R/instancer.R

Defines functions simulate_election

Documented in simulate_election

#' Simulate an Election
#'
#' @description
#' This function simulates an election by creating matrices representing candidate votes `(X)` and voters' demographic group `(W)` across a specified number of ballot-boxes. It either (i) receives as input or (ii) generates a probability matrix `(prob)`, indicating how likely each demographic group is to vote for each candidate.
#'
#' By default, the number of voters per ballot box `(ballot_voters)` is set to a vector of 100 with
#' length `num_ballots`. You can optionally override this by providing a custom vector.
#'
#' Optional parameters are available to control the distribution of votes:
#' \itemize{
#'   \item \strong{`group_proportions`}: A vector of length `num_groups` specifying
#'         the overall proportion of each demographic group. Entries must sum to one and be non-negative.
#'   \item \strong{`prob`}: A user-supplied probability matrix of dimension
#'         (`num_groups` \eqn{\times} `num_candidates`). If provided, this matrix is used directly. Otherwise, voting probabilities for each group are drawn from a Dirichlet distribution.
#' }
#'
#' @param num_ballots
#'   Number of ballot boxes (`b`).
#'
#' @param num_candidates
#'   Number of candidates (`c`).
#'
#' @param num_groups
#'   Number of demographic groups (`g`).
#'
#' @param ballot_voters
#'   A vector of length `num_ballots` representing the number of voters per ballot
#'   box. Defaults to `rep(100, num_ballots)`.
#'
#' @param lambda
#' A numeric value between 0 and 1 that represents the fraction of voters that are randomly assigned to ballot-boxes. The remaining voters are assigned sequentially according to their demographic group.
#'   - `lambda = 0`: The assignment of voters to ballot-boxes is fully sequential in terms of their demographic group. This leads to a **high heterogeneity** of the voters' groups across ballot-boxes.

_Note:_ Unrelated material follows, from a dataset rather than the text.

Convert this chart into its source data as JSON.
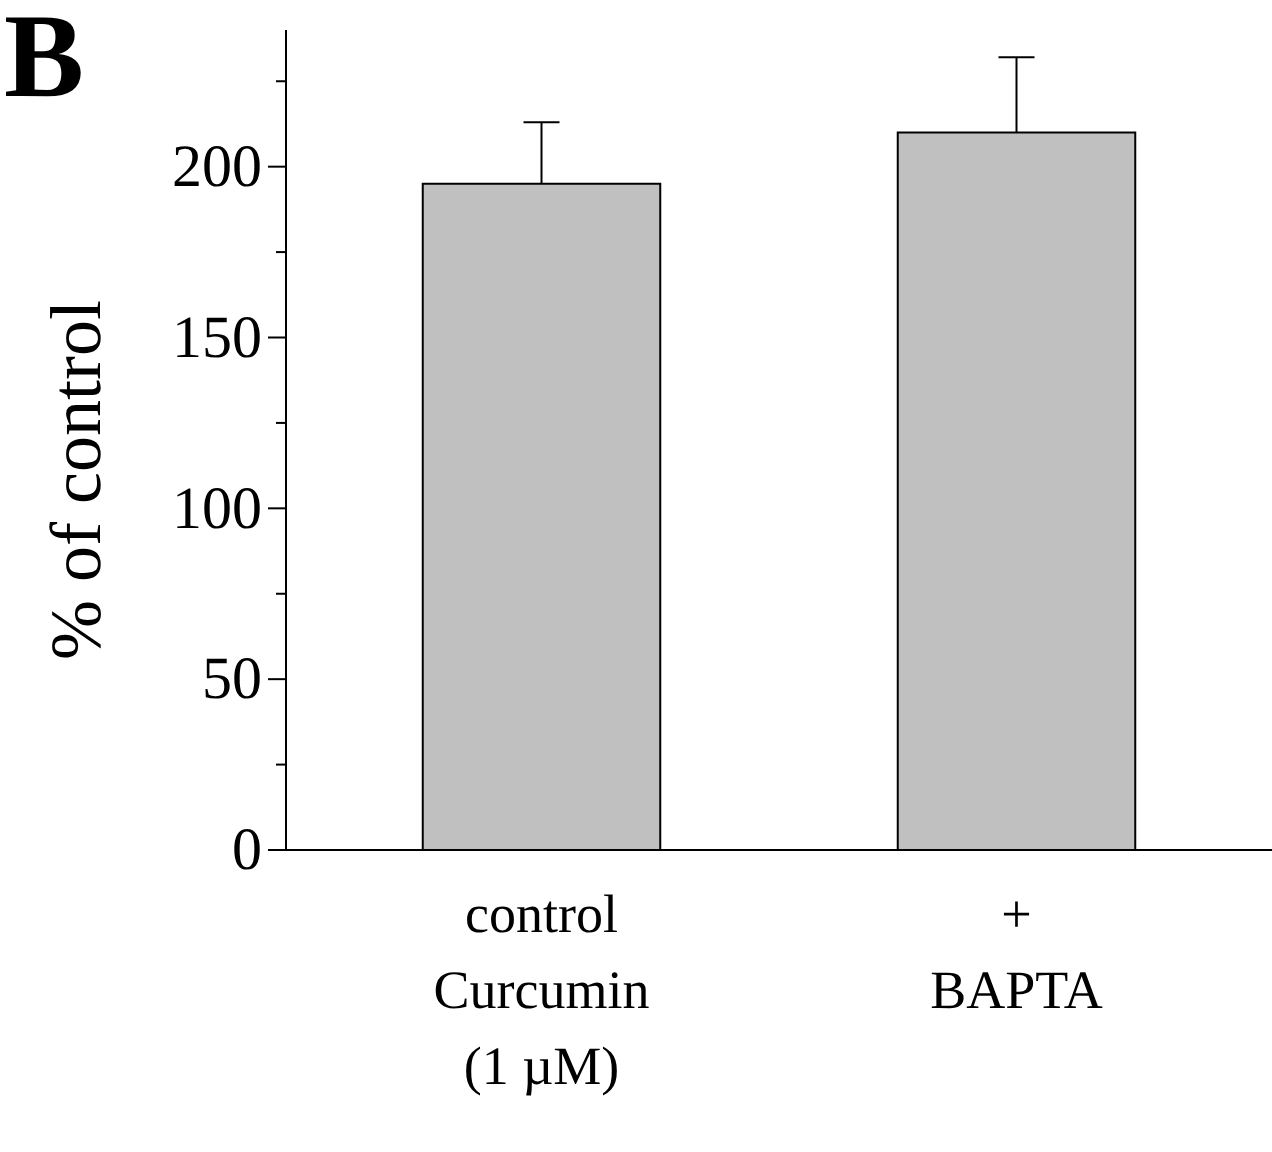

#'   - `lambda = 1`: The assignment of voters to ballot-boxes is fully random. This leads to a **low heterogeneity** of the voters' group across ballot-boxes.
#'
#'  Default value is set to `0.5`. See **Shuffling Mechanish** for more details.
#'
#' @param seed
#'   If provided, overrides the current global seed. Defaults to `NULL`.
#'
#' @param group_proportions
#'   Optional. A vector of length `num_groups` that indicates the fraction of voters that belong to each group. Default is that all groups are of the same size.
#'
#' @param prob
#'   Optional. A user-supplied probability matrix of dimension `(g x c)`.

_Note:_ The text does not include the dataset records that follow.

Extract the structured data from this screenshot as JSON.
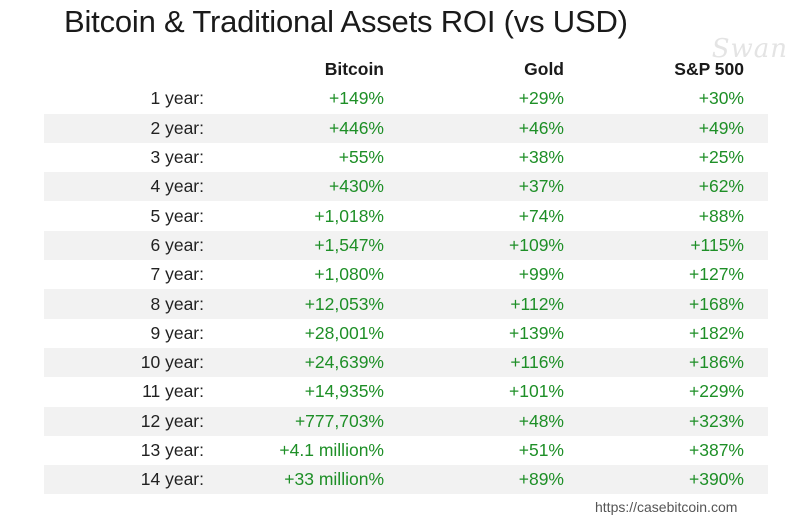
{
  "title": "Bitcoin & Traditional Assets ROI (vs USD)",
  "watermark": "Swan",
  "source": "https://casebitcoin.com",
  "colors": {
    "positive": "#1e8f27",
    "row_shade": "#f2f2f2"
  },
  "chart_data": {
    "type": "table",
    "title": "Bitcoin & Traditional Assets ROI (vs USD)",
    "columns": [
      "",
      "Bitcoin",
      "Gold",
      "S&P 500"
    ],
    "rows": [
      [
        "1 year:",
        "+149%",
        "+29%",
        "+30%"
      ],
      [
        "2 year:",
        "+446%",
        "+46%",
        "+49%"
      ],
      [
        "3 year:",
        "+55%",
        "+38%",
        "+25%"
      ],
      [
        "4 year:",
        "+430%",
        "+37%",
        "+62%"
      ],
      [
        "5 year:",
        "+1,018%",
        "+74%",
        "+88%"
      ],
      [
        "6 year:",
        "+1,547%",
        "+109%",
        "+115%"
      ],
      [
        "7 year:",
        "+1,080%",
        "+99%",
        "+127%"
      ],
      [
        "8 year:",
        "+12,053%",
        "+112%",
        "+168%"
      ],
      [
        "9 year:",
        "+28,001%",
        "+139%",
        "+182%"
      ],
      [
        "10 year:",
        "+24,639%",
        "+116%",
        "+186%"
      ],
      [
        "11 year:",
        "+14,935%",
        "+101%",
        "+229%"
      ],
      [
        "12 year:",
        "+777,703%",
        "+48%",
        "+323%"
      ],
      [
        "13 year:",
        "+4.1 million%",
        "+51%",
        "+387%"
      ],
      [
        "14 year:",
        "+33 million%",
        "+89%",
        "+390%"
      ]
    ]
  }
}
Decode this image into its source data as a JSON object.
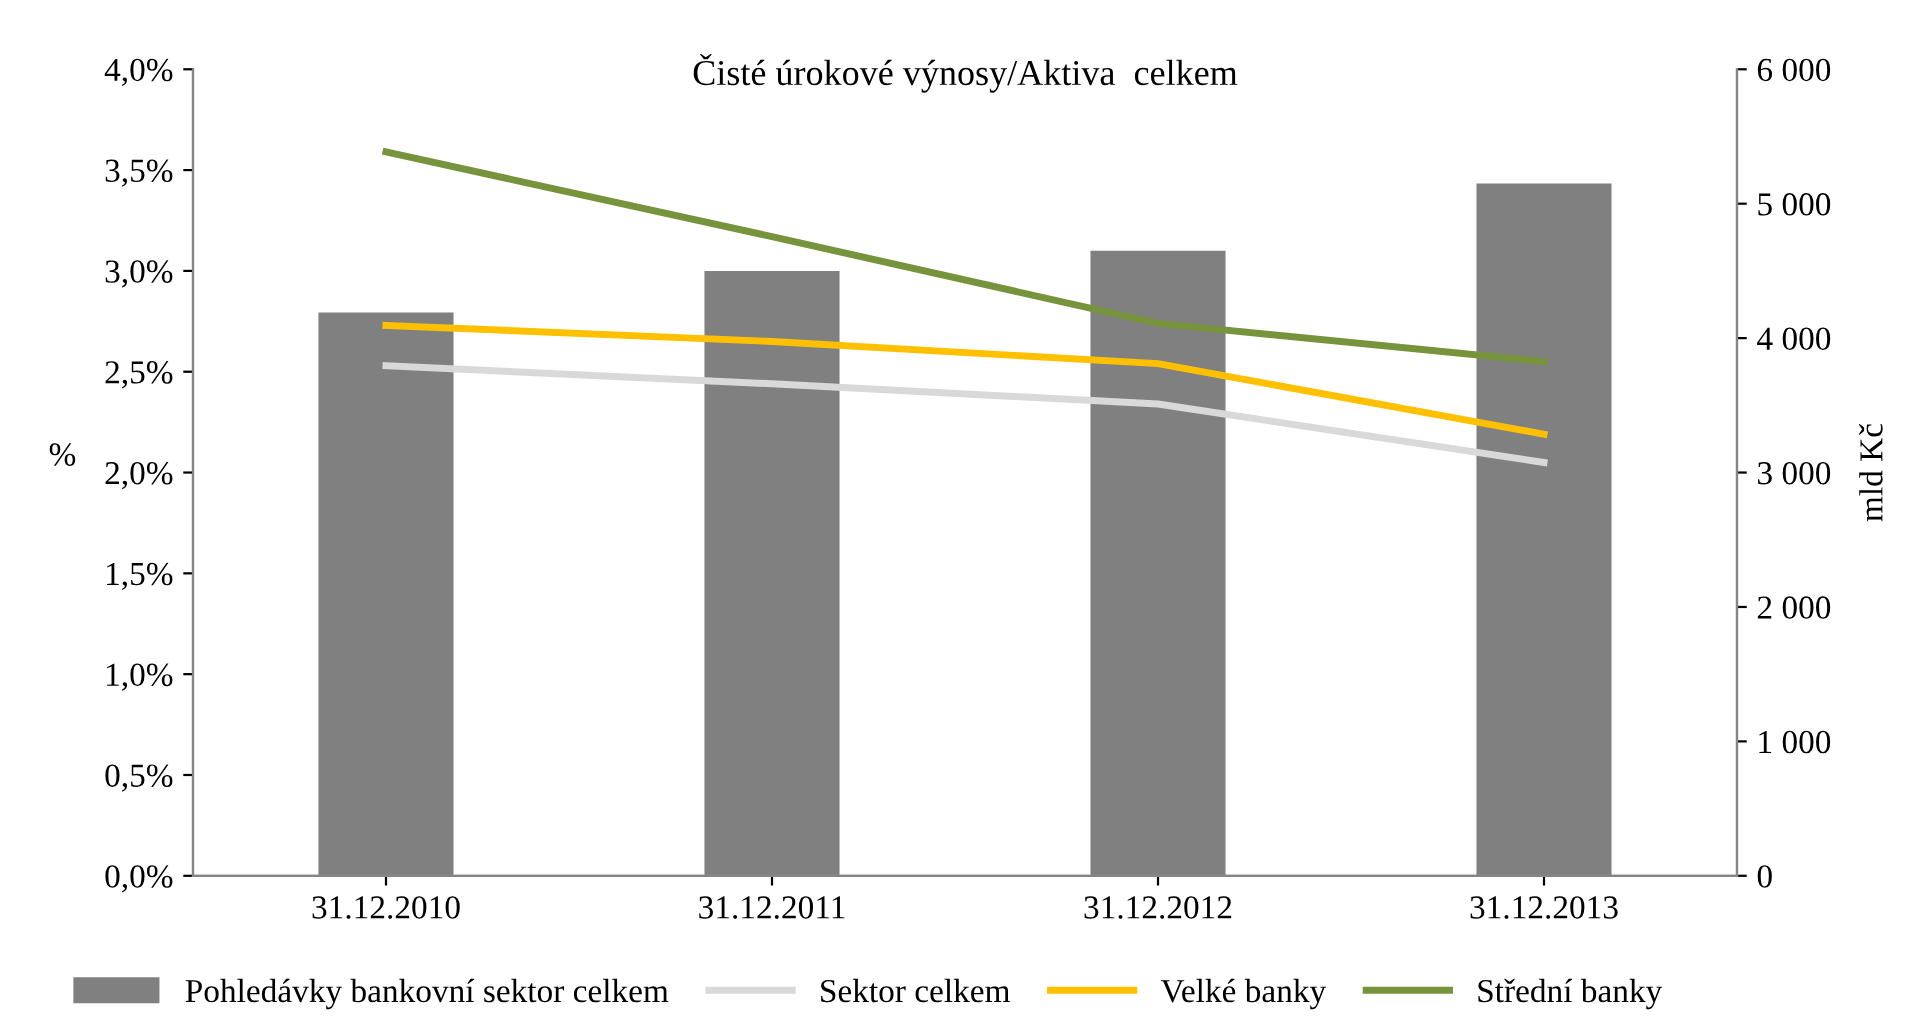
{
  "chart_data": {
    "type": "bar",
    "title": "Čisté úrokové výnosy/Aktiva  celkem",
    "categories": [
      "31.12.2010",
      "31.12.2011",
      "31.12.2012",
      "31.12.2013"
    ],
    "ylabel": "%",
    "y2label": "mld Kč",
    "ylim": [
      0,
      4.0
    ],
    "yticks": [
      {
        "value": 0,
        "label": "0,0%"
      },
      {
        "value": 0.5,
        "label": "0,5%"
      },
      {
        "value": 1.0,
        "label": "1,0%"
      },
      {
        "value": 1.5,
        "label": "1,5%"
      },
      {
        "value": 2.0,
        "label": "2,0%"
      },
      {
        "value": 2.5,
        "label": "2,5%"
      },
      {
        "value": 3.0,
        "label": "3,0%"
      },
      {
        "value": 3.5,
        "label": "3,5%"
      },
      {
        "value": 4.0,
        "label": "4,0%"
      }
    ],
    "y2lim": [
      0,
      6000
    ],
    "y2ticks": [
      {
        "value": 0,
        "label": "0"
      },
      {
        "value": 1000,
        "label": "1 000"
      },
      {
        "value": 2000,
        "label": "2 000"
      },
      {
        "value": 3000,
        "label": "3 000"
      },
      {
        "value": 4000,
        "label": "4 000"
      },
      {
        "value": 5000,
        "label": "5 000"
      },
      {
        "value": 6000,
        "label": "6 000"
      }
    ],
    "series": [
      {
        "name": "Pohledávky bankovní sektor celkem",
        "axis": "y2",
        "color": "#808080",
        "values": [
          4190,
          4500,
          4650,
          5150
        ]
      },
      {
        "name": "Sektor celkem",
        "type": "line",
        "color": "#d9d9d9",
        "values": [
          2.53,
          2.44,
          2.34,
          2.05
        ]
      },
      {
        "name": "Velké banky",
        "type": "line",
        "color": "#ffc000",
        "values": [
          2.73,
          2.65,
          2.54,
          2.19
        ]
      },
      {
        "name": "Střední banky",
        "type": "line",
        "color": "#77933c",
        "values": [
          3.59,
          3.17,
          2.74,
          2.55
        ]
      }
    ],
    "legend": "bottom",
    "grid": false
  }
}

#'   If provided, this matrix is used as the underlying voting probability distribution. If not supplied, each row is sampled from a Dirichlet distribution with each parameter set to one.
#'
#' @section Shuffling Mechanism:
#' Without loss of generality, consider an order relation of groups and ballot-boxes. The shuffling step is controlled by the `lambda` parameter and operates as follows:
#'
#' 1. **Initial Assignment**: Voters are assigned to each ballot-box sequentially according to their demographic
#' group. More specifically, the first ballot-boxes receive voters from the first group. Then, the next ballot-boxes receive voters from the second group. This continues until all voters have been assigned. Note that most ballot-boxes will contain voters from a single group (as long as the number of ballot-boxes exceeds the number of groups).
#'
#' 2. **Shuffling**: A fraction `lambda` of voters who have already been assigned is selected at random. Then, the ballot-box assignment of this sample is shuffled. Hence, different `lambda` values are interpreted as follows:
#'
#' 	- `lambda = 0` means no one is shuffled (the initial assignment remains).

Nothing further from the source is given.